Malgré tous vos mépris, que je chéris encore ;
Cet amour qui, malgré votre injuſte rigueur,
N’a jamais plus régné dans le fond de mon cœur ;
Cet amour qui faiſait le bonheur de ma vie,
Il faut à mon devoir que je le ſacrifie.
Non que mon triſte cœur, par ce cruel effort,
Renonce à vous aimer ; mais je cours à la mort :
Heureux ſi mon trépas, devenu légitime,
Des pleurs que j’ai cauſés peut effacer le crime !
Mais ſi c’en était un d’adorer vos beaux yeux,
Je ne ſuis pas le ſeul criminel en ces lieux.
Ce qu’en vain Mérion attendait de ſes armes,
Vous ſeul en un moment l’avez pu par vos charmes :
Tout vous livre à l’envi cet empire fatal.
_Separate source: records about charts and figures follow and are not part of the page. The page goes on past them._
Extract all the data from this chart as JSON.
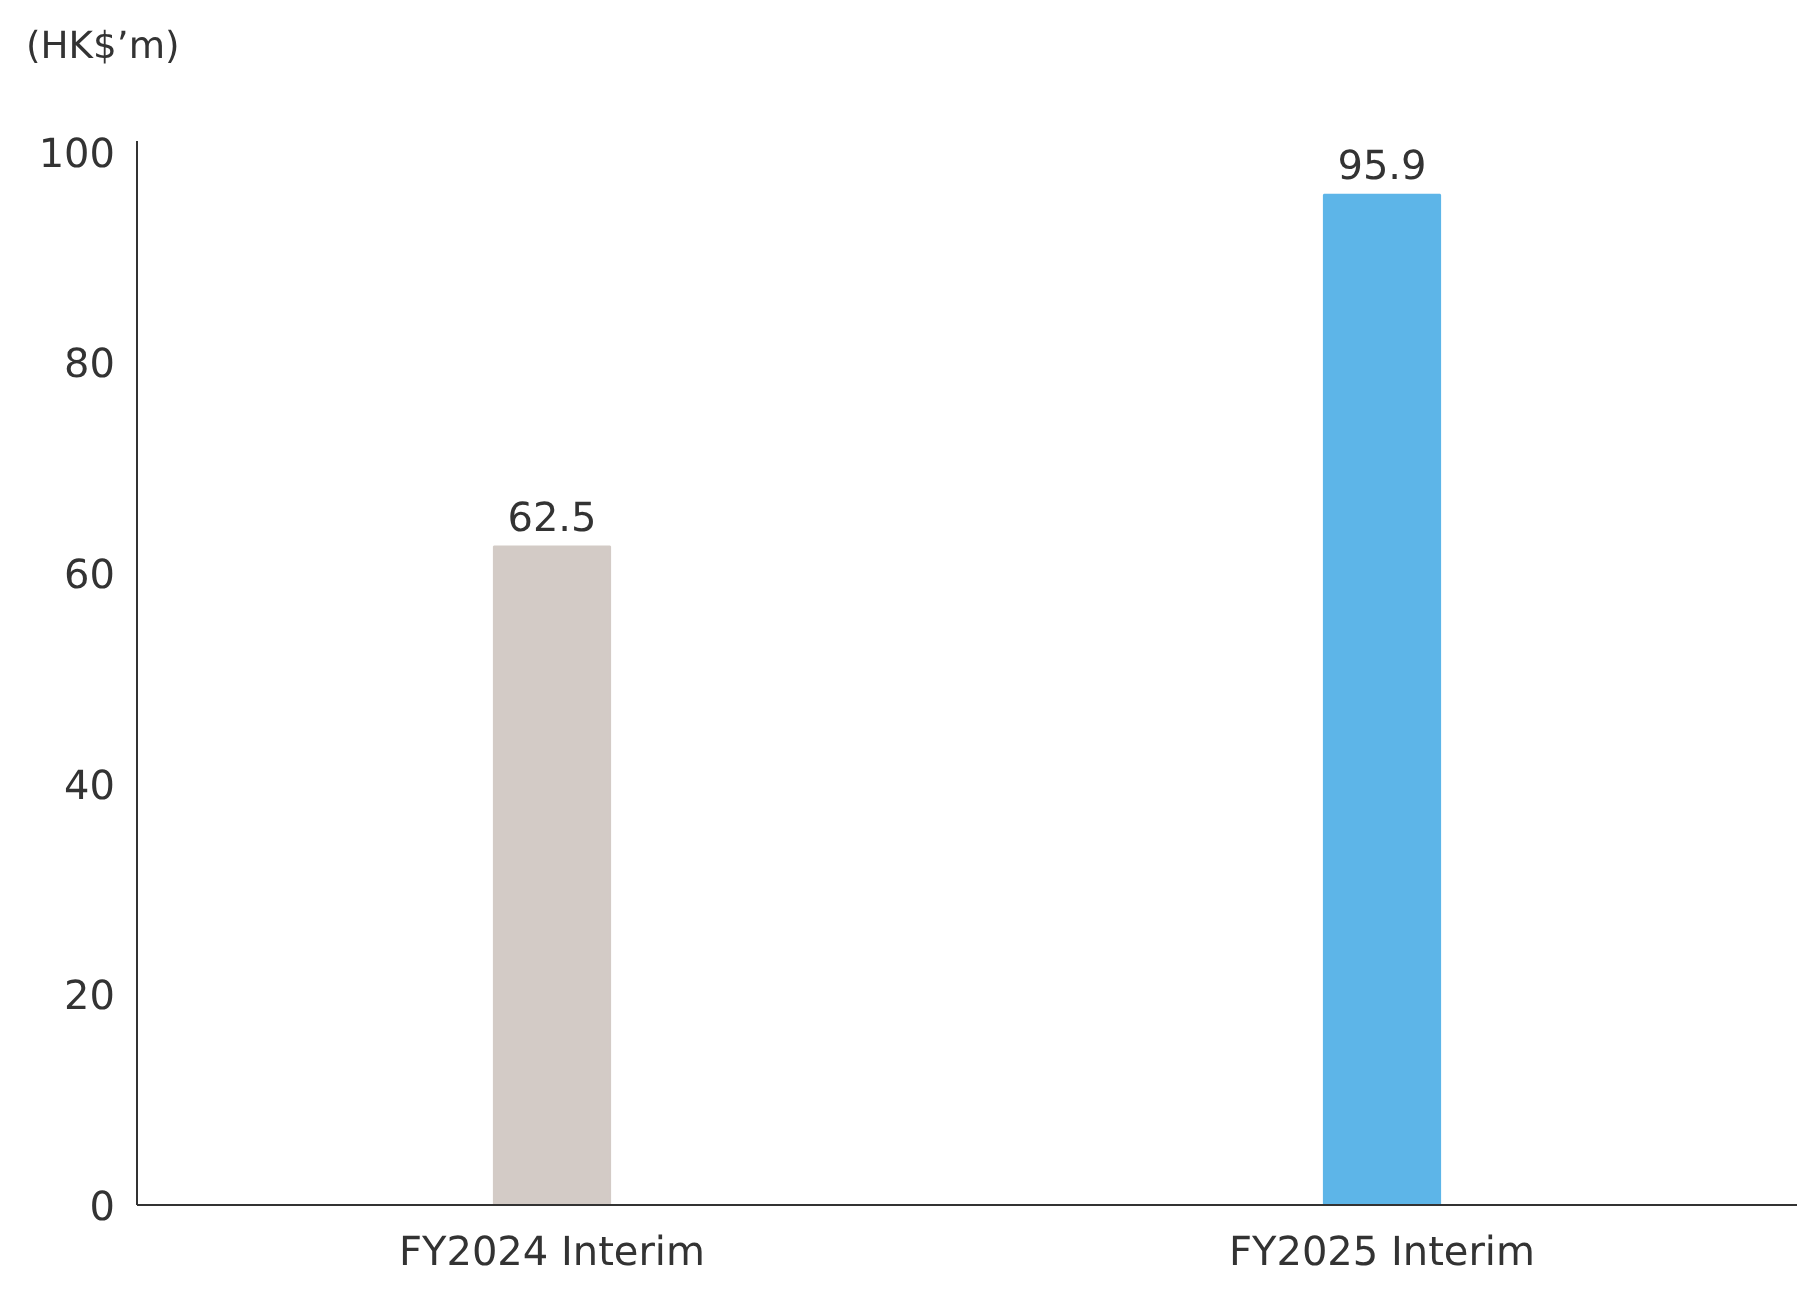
{
  "chart_data": {
    "type": "bar",
    "ylabel": "(HK$’m)",
    "categories": [
      "FY2024 Interim",
      "FY2025 Interim"
    ],
    "values": [
      62.5,
      95.9
    ],
    "colors": [
      "#d3cbc6",
      "#5db5e8"
    ],
    "ylim": [
      0,
      101
    ],
    "yticks": [
      0,
      20,
      40,
      60,
      80,
      100
    ],
    "data_labels": true,
    "grid": false
  }
}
Régnez, vous le pouvez… mon père eſt mon rival.
Je connais les tranſports & de l’un & de l’autre,
Et je ſais juſqu’où va ſon audace & la vôtre :
Son téméraire amour n’a que trop éclaté.
Sans vous en offenſer vous l’avez écouté !
Je ne m’étonne plus du malheur qui m’accable,
Ni que vos yeux cruels me trouvent ſi coupable.
Votre cœur, à ſon tour épris pour un héros,
N’a pas toujours haï tout le ſang de Minos.